Since President Trump’s trade war with China has turned into a full-blown crisis for farmers, it has cost American taxpayers $28 billion in direct aid for farmers.
Analysis by Bloomberg found that farmers will receive $19.5 billion in direct government aid this year alone, according to the latest USDA projections. On top of that is an extra $10.5 billion in federally subsidized crop insurance payments they will receive this year.
That is more than twice as much money as President Obama spent in 2009 when he bailed out Detroit’s Big Three automakers, which cost taxpayers $12 billion. That money was paid back. This won’t be.

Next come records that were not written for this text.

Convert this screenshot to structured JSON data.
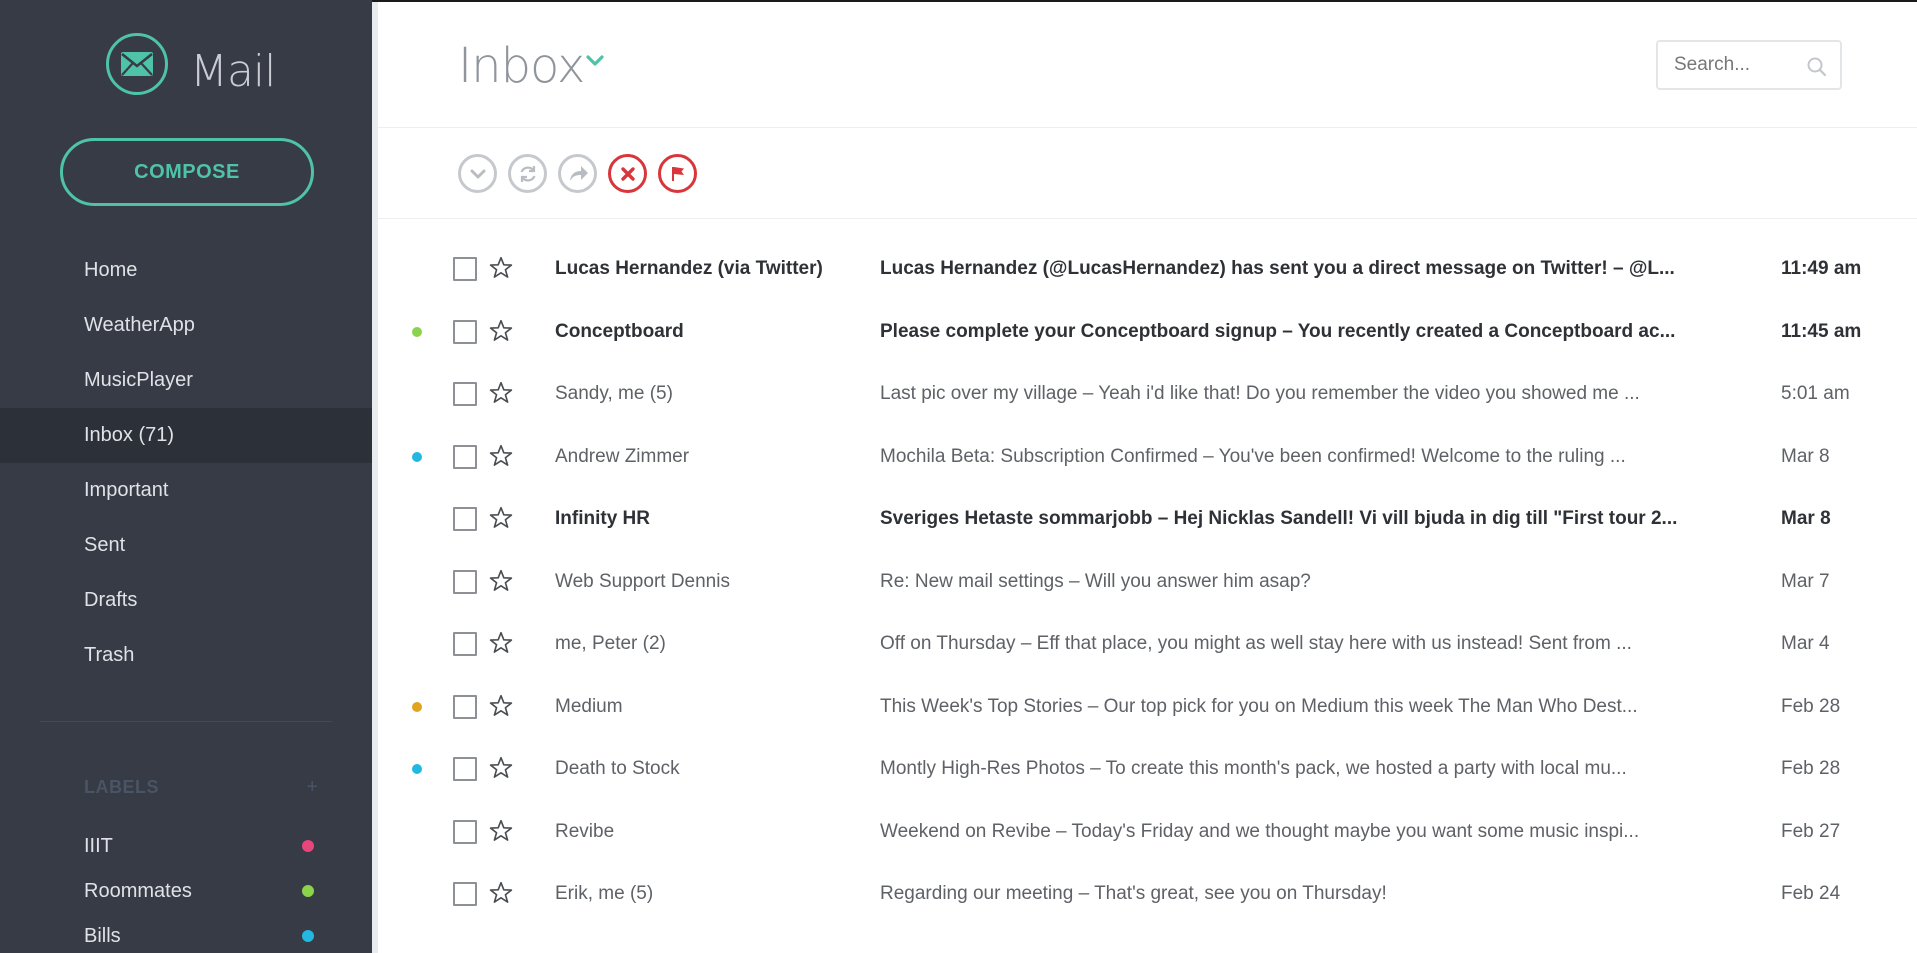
{
  "app": {
    "brand_name": "Mail",
    "compose_label": "COMPOSE",
    "accent_color": "#4fc3a6",
    "sidebar_bg": "#363b45"
  },
  "sidebar": {
    "nav": [
      {
        "label": "Home",
        "active": false
      },
      {
        "label": "WeatherApp",
        "active": false
      },
      {
        "label": "MusicPlayer",
        "active": false
      },
      {
        "label": "Inbox (71)",
        "active": true
      },
      {
        "label": "Important",
        "active": false
      },
      {
        "label": "Sent",
        "active": false
      },
      {
        "label": "Drafts",
        "active": false
      },
      {
        "label": "Trash",
        "active": false
      }
    ],
    "labels_title": "LABELS",
    "labels_add": "+",
    "labels": [
      {
        "label": "IIIT",
        "color": "#e8457a"
      },
      {
        "label": "Roommates",
        "color": "#8bd44a"
      },
      {
        "label": "Bills",
        "color": "#22b8e0"
      }
    ]
  },
  "main": {
    "title": "Inbox",
    "search_placeholder": "Search...",
    "toolbar": [
      {
        "name": "select-all-icon",
        "variant": "grey"
      },
      {
        "name": "refresh-icon",
        "variant": "grey"
      },
      {
        "name": "forward-icon",
        "variant": "grey"
      },
      {
        "name": "delete-icon",
        "variant": "red"
      },
      {
        "name": "flag-icon",
        "variant": "red"
      }
    ],
    "emails": [
      {
        "sender": "Lucas Hernandez (via Twitter)",
        "subject": "Lucas Hernandez (@LucasHernandez) has sent you a direct message on Twitter!  –  @L...",
        "time": "11:49 am",
        "unread": true,
        "dot": ""
      },
      {
        "sender": "Conceptboard",
        "subject": "Please complete your Conceptboard signup  –  You recently created a Conceptboard ac...",
        "time": "11:45 am",
        "unread": true,
        "dot": "#8bd44a"
      },
      {
        "sender": "Sandy, me (5)",
        "subject": "Last pic over my village  –  Yeah i'd like that! Do you remember the video you showed me ...",
        "time": "5:01 am",
        "unread": false,
        "dot": ""
      },
      {
        "sender": "Andrew Zimmer",
        "subject": "Mochila Beta: Subscription Confirmed  –  You've been confirmed! Welcome to the ruling ...",
        "time": "Mar 8",
        "unread": false,
        "dot": "#22b8e0"
      },
      {
        "sender": "Infinity HR",
        "subject": "Sveriges Hetaste sommarjobb  –  Hej Nicklas Sandell! Vi vill bjuda in dig till \"First tour 2...",
        "time": "Mar 8",
        "unread": true,
        "dot": ""
      },
      {
        "sender": "Web Support Dennis",
        "subject": "Re: New mail settings  –  Will you answer him asap?",
        "time": "Mar 7",
        "unread": false,
        "dot": ""
      },
      {
        "sender": "me, Peter (2)",
        "subject": "Off on Thursday  –  Eff that place, you might as well stay here with us instead! Sent from ...",
        "time": "Mar 4",
        "unread": false,
        "dot": ""
      },
      {
        "sender": "Medium",
        "subject": "This Week's Top Stories  –  Our top pick for you on Medium this week The Man Who Dest...",
        "time": "Feb 28",
        "unread": false,
        "dot": "#e0a420"
      },
      {
        "sender": "Death to Stock",
        "subject": "Montly High-Res Photos  –  To create this month's pack, we hosted a party with local mu...",
        "time": "Feb 28",
        "unread": false,
        "dot": "#22b8e0"
      },
      {
        "sender": "Revibe",
        "subject": "Weekend on Revibe  –  Today's Friday and we thought maybe you want some music inspi...",
        "time": "Feb 27",
        "unread": false,
        "dot": ""
      },
      {
        "sender": "Erik, me (5)",
        "subject": "Regarding our meeting  –  That's great, see you on Thursday!",
        "time": "Feb 24",
        "unread": false,
        "dot": ""
      }
    ]
  }
}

In fact, American agriculture has largely been a success story, and one of the few industries that consistently ran a trade surplus with China. China bought over $12 billion of American produce in 2017 alone, according to U.S. Department of Agriculture. Now, much of that has dried up as Chinese buyers have looked elsewhere for suppliers.
As Bloomberg explains, “Farmers caught in the trade war have become dependent on government payments.”
The trade war has hit Trump’s support in rural America.
According to a poll from Farm Journal, Trump lost nearly 10 points in support from farmers since July this year.
The President’s fall in popularity has been more marked in big agricultural states.
According to a recent poll, his approval rating in Iowa has dropped by 18 points since he took office.
His approval rating in Wisconsin has dropped by 19 points.
In Michigan it has dropped by 21-points since he took office.